I understand what it feels like to have the odds stacked against me. I understand what it feels like to be underestimated.

I know what Canada looks like from the bottom and all of my policies are laser focused on creating opportunities for every striver -- at every age. This is how I give a voice to those who don't feel heard or understood or even acknowledged by this Liberal government.

To beat Justin Trudeau in 2019 we need to make gains on the east coast, in urban centres and with women. We need these voters to see themselves in our party. I represent all three. I've lived all these experiences and will always keep them in mind when making policy for Canadians.

Come Monday morning, many people in our party will still be reconciling themselves to the fact that, on issues of importance, they do not share the position of our new leader.

That's natural.

In fact, that's democracy.

But once the leadership race is over, there is only one shade of blue. Every single Conservative in Canada will need to ask ourselves the same question.

What's more important to me -- the last campaign, or the next one?

Debating amongst ourselves?

Or getting Justin Trudeau, his handlers, and his cardboard cutouts out of the Prime Minister's Office?

No matter who prevails Saturday night, I'm asking all Conservatives for one thing. Unity.

Every single Conservative in the country should be proud of the diversity of opinion on offer in this campaign.

It is our responsibility, as Conservatives, to rally behind our new leader, the way a previous generation -- Reformers and Tories, from east and west rallied behind Stephen Harper.

The lesson of our party's history is clear.

When we're united we win.

When we're divided, we don't.

When we focus on providing an effective alternative to the Liberals -- we govern.

When we focus on providing effective alternatives to each other -- the Liberals get a free ride.

Every single Conservative in the country should be proud of the diversity of opinion on offer in this campaign. Traditionalists. Modernizers. Fiscal conservatives. Social conservatives. Libertarians.

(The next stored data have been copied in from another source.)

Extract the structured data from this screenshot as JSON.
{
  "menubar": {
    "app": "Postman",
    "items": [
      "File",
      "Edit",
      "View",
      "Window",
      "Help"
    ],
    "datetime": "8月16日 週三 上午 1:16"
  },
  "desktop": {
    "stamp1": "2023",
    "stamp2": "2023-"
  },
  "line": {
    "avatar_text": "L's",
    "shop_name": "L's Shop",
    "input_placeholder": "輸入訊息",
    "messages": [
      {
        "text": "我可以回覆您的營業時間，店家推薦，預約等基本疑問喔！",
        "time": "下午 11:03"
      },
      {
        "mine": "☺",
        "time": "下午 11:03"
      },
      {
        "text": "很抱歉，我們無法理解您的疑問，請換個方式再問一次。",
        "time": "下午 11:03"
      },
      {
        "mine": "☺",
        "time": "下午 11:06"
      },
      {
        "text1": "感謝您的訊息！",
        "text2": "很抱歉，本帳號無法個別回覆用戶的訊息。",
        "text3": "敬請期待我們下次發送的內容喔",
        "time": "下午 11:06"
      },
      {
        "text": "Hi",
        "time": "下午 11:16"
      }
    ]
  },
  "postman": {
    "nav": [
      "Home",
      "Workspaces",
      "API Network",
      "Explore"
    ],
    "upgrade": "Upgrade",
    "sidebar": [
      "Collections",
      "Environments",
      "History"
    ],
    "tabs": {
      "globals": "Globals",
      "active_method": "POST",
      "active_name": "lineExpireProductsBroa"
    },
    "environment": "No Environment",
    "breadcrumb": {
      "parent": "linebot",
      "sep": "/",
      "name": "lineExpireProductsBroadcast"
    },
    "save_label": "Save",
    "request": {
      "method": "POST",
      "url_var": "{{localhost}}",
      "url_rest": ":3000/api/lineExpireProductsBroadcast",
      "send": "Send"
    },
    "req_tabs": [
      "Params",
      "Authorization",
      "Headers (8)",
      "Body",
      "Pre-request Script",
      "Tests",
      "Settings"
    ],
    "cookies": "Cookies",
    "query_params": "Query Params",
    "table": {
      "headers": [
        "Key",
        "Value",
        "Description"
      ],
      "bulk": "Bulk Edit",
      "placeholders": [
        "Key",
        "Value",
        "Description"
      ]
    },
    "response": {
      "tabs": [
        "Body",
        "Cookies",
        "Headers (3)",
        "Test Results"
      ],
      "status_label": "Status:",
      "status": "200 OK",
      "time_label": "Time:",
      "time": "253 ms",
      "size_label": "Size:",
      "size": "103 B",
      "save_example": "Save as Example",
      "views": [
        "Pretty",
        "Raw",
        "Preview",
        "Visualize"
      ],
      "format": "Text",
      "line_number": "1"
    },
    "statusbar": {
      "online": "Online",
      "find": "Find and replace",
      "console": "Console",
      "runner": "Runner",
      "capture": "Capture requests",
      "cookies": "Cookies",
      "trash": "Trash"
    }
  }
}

Law-and-Order advocates.

In this party we unite around shared principles of responsibility, hard work, family and faith -- but recognize there are many potential paths through which we can turn these principles into action.

The cost of this diversity -- real diversity -- is that not everybody gets everything they want.

Because, make no mistake, there are issues on which my vision, ideas and values, strongly differ from my fellow candidates.

But we can remain united, while holding true to the issues that motivate us and the causes that drive us by focusing on the values that unite us.

If we stay true to this -- hold on to our optimism -- and stay together as a unified party, these are the principles that will lead us to victory in 2019.

HuffPost Canada reached out to each Conservative party leadership candidate to offer an opportunity to contribute a final pitch to voters ahead of the upcoming leadership convention.